Bloody Sunday commemorates when, in 1965, 600 people began a march from Selma, Alabama, to Montgomery, Alabama, demanding an end to discrimination in voter registration. At the Edmund Pettus Bridge, state and local lawmen attacked the marchers with billy clubs and tear gas, driving them back to Selma. Seventeen people were hospitalized and dozens were more injured by police.
The vice president will also meet with civil rights leaders and deliver remarks while in Alabama, according to the White House. She will be joined by Secretary of Housing and Urban Development Marcia Fudge, Secretary of Transportation Pete Buttigieg, Secretary of Education Miguel Cardona, Environmental Protection Agency Administrator Michael Regan, and Deputy Secretary of Veteran Affairs Donald Remy.
Harris, who is the first Black and first South Asian woman to hold the vice presidency, has attended previous anniversary events in Selma.
During virtual remarks at a commemoration service last year, she recalled joining the late Congressman John Lewis -- a civil rights icon who helped lead the 1965 march -- during the annual walk across the bridge three years earlier.
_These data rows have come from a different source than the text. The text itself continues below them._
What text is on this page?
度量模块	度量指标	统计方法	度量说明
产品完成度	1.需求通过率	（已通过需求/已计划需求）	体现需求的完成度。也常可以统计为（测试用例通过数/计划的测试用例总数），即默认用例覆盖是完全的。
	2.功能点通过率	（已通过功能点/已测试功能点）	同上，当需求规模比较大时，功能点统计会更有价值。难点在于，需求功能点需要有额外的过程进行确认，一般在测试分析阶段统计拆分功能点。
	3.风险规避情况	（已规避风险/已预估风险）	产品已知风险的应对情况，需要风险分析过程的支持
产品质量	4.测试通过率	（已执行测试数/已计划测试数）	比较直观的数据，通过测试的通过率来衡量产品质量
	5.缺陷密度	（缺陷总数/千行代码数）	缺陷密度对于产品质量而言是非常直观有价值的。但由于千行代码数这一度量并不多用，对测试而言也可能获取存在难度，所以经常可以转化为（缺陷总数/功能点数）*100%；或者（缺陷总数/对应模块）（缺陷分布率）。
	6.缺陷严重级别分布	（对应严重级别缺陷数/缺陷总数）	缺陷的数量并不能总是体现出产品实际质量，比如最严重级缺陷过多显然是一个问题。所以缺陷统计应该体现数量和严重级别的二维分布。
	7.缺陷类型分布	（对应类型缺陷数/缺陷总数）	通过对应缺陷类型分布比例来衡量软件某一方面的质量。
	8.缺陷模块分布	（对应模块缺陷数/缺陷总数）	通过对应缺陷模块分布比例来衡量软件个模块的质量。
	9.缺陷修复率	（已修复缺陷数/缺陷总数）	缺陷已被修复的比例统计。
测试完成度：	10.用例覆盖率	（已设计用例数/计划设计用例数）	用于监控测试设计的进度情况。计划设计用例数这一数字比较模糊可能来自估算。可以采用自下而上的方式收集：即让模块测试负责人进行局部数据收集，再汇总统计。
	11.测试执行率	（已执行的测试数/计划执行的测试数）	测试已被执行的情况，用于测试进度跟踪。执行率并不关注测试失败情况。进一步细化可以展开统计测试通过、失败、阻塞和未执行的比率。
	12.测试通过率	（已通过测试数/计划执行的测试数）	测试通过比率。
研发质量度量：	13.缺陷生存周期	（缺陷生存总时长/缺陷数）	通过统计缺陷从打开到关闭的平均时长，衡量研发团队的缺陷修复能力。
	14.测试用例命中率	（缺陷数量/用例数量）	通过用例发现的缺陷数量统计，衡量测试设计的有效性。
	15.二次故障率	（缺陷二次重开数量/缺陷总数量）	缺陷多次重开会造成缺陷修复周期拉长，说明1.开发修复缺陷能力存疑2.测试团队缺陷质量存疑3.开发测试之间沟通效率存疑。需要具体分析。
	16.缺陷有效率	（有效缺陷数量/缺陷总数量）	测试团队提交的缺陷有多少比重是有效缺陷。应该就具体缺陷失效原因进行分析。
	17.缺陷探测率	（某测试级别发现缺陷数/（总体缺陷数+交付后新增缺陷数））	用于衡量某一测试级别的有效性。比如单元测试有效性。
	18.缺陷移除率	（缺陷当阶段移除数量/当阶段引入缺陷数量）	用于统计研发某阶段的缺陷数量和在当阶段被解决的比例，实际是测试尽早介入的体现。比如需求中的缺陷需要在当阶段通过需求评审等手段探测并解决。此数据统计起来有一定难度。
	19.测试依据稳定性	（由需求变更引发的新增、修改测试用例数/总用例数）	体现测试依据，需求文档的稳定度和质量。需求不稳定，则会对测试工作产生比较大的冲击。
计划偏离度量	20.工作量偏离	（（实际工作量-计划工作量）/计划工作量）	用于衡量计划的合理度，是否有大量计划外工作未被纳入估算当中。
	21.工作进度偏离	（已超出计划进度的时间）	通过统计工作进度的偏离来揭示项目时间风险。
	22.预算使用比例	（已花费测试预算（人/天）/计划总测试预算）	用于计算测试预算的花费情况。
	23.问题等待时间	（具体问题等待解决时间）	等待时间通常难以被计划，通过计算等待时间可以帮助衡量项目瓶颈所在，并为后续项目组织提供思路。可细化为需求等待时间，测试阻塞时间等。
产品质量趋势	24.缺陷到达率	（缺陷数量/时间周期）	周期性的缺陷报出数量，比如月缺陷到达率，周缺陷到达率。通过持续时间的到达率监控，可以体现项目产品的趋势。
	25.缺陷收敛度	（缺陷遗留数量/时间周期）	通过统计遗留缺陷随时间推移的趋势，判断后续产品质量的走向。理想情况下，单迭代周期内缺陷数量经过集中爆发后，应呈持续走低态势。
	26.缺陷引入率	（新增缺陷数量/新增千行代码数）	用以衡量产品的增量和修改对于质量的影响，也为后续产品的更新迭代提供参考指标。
"I was with him on what would be his final walk across the Edmund Pettus Bridge. And I will hold that memory forever in my heart," Harris said.
President Joe Biden also signed an executive order aimed at expanding voting access on last year's Bloody Sunday anniversary.
During his State of the Union speech last Tuesday, the President reiterated his call on Congress to pass and send several key pieces of voting rights legislation to his desk to be signed into law, including the John Lewis Voting Rights Act. The bill is aimed at fighting voter suppression and updating portions of the Voting Rights Act, which was signed into law in the summer of 1965, months after Bloody Sunday.
However, despite the White House's efforts, Senate Democrats in January failed to pass a vote to change the chamber's filibuster rules -- essentially dashing their hopes to pass any federal, legislative interventions on voting rights before the 2022 midterm elections.